Boy! Did I learn my lesson after that. I will not spend any significant time with a prospective client until they at least have an idea of my rates. That doesn’t mean I tell them the rates right off the bat (e.g. They send me an email asking what my rates are and then I reply, “My rates are X”). Nor do I post my rates online. It’s not the scope of this blog post to go into why I don’t do this. (I actually already blogged about that too). In essence, there is a way to engage in a prospective client just long enough via email or phone to build up a rapport, then share your rates. If at that point they don’t go running for the hills, move on to the next level of a longer sales meeting.
This List Also Goes to 11
Like my success list, I have an 11th top “ten” mistake for you. It’s another mistake I made early in the business that I’ll never make again.
#11. Making significant changes to any plans you have based on an unpaid contract
Early in the biz I met with a prospect who signed what was a pretty big contract for me at the time. I actually don’t recall if they actually signed a contract or just verbally agreed to a wedding date. In either case, based on their decision, I canceled tickets to a musical my wife and I were scheduled to attend on the same date as the wedding. However, I did this BEFORE I had any kind of payment. Well, you probably already guessed what’s coming. The client eventually changed their mind.
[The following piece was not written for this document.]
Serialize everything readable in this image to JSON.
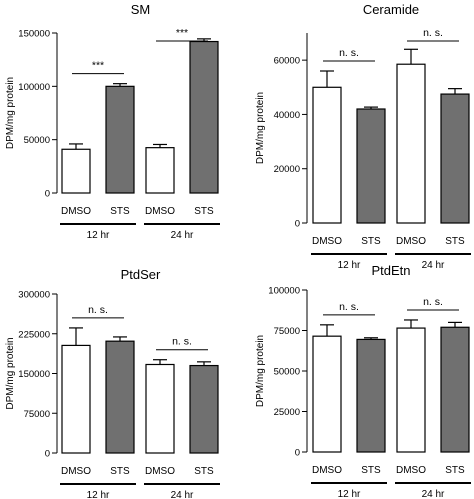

I was really pissed off. Not just at this couple, but at myself for changing big plans before getting any payment. The moral was clear: don’t count your chickens before they’re hatched. For the most part, I don’t make any changes to my personal or professional plans based on a contract until the first retainer is paid. I won’t even do any work on a project until that point. Until the client has “skin in the game,” there IS no game. Capiche?
Whew! There you have it. The top
ten eleven mistakes I’ve made in business over the past ten years. As I move forward into my next ten years, I’m sure I’ll make many more blunders. But I won’t necessarily wait for another ten years to share them with you.
Are there any mistakes you’ve made in your business you care to share? Come on. I told you mine.